Mh(-), unreality
Does anyone else ever feel like merely existing from day to day tends to be an obligation like-- keeping up with big servers and news things and work saps a lot of my HP to the point where I feel like a lot of the time I'm just sorta floating around because oops I forgot how to be a person today, nothing that's happened is real. And I think a part of that is coping. I sorta drown myself in fantasy because reality isn't great, it's why I draw and do fantasy work. I just wish I could stay connected with people a little better without expending most of my energy to do so! And react to stimuli cause holy shit I am super faded in the flesh and even over voice I sound super exhausted
re: Mh(-), unreality
@Mottie Yeah. I've got a slightly different mechanism of action on my end, but I feel ya on all those points.
The truth I've found by accident however is that... Well, the meatsuit matters a LOT less than projection and security in your Self. The Girl in your Soul will help you 'Pass' way better than your vocal register, bodyshape, or even facial hair.
Because I'll have days where Kerithe is fronting, and at full capacity, and I'll be paying attention to how Everything changes. From body language to intonation of Voice to mannerisms. She's a Woman at her Core, and I didn't put her there, or Practice any of it.

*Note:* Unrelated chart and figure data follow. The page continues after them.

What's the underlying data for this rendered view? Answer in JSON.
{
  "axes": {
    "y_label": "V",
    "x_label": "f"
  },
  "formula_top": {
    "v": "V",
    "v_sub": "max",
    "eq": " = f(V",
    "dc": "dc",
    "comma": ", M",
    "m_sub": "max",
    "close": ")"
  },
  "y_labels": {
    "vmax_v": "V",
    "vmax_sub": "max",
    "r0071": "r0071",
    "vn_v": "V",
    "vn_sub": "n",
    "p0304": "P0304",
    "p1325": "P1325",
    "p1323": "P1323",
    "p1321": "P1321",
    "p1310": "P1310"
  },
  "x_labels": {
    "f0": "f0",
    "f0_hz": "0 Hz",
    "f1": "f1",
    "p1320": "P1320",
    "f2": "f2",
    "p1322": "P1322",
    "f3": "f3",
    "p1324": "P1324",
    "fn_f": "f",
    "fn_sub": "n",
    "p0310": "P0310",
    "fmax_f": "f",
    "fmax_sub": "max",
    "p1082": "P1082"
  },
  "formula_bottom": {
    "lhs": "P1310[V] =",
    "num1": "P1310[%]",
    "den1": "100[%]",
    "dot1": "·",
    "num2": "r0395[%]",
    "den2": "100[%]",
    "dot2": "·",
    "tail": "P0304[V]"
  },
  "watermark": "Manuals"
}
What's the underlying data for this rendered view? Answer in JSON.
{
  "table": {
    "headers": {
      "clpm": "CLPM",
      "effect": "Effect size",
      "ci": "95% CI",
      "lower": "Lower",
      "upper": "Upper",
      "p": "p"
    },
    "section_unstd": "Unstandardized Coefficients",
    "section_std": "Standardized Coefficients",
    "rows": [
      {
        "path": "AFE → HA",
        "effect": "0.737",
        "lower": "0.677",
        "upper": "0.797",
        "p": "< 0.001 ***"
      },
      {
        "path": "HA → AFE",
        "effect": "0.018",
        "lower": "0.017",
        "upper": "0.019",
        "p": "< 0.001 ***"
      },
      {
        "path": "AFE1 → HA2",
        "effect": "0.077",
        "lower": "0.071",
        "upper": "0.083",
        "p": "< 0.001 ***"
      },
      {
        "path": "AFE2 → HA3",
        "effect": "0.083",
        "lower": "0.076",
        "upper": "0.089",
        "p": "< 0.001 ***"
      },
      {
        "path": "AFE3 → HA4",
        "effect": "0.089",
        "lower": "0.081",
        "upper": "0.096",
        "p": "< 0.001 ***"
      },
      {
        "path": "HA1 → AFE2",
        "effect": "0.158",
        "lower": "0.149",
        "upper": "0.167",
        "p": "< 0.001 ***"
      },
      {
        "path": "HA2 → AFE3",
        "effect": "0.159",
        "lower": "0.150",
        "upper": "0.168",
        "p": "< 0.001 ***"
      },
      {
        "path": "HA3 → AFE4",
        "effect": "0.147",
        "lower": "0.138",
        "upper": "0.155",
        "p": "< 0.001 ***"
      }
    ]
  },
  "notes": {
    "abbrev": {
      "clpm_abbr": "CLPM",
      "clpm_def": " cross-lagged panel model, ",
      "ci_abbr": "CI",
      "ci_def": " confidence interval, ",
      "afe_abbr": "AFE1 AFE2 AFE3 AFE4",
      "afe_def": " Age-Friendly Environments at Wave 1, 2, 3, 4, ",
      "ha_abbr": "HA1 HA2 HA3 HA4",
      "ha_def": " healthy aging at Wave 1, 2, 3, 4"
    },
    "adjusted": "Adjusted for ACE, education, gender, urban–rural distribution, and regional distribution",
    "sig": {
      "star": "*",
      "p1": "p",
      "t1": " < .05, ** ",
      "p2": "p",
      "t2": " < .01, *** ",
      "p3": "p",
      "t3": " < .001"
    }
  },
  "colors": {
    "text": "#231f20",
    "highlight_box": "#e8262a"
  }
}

So I know a Lot about Unreality, and my experience is like... Trans-adjacent. I'll disassociate randomly, or in Waves and after doing a quick systems check, realize I'm Her inside.
And that can make Reality, what you've Done, what you've accomplished, and your entire Worldview seem like a weird fever dream that went on for fifteen years, until all of a sudden you snap back to That original schema.
It's not unusual to go through severe disassociation when you're transitioning. You're un-learning an entire way of being, peeling apart Traumas and past experiences and trying to make sense of your role in a world that doesn't have any social structures to Provide a place for you.
Some of my friends can't actually remember their lives pre-transition except as snippets of disjointed dreams, and it's been scary as hell for them. Others have had their pre-transition personality come back as a headmate or an intrusive personality system.
You're not alone, you're just existing in a Real world that's gone somewhat Insane.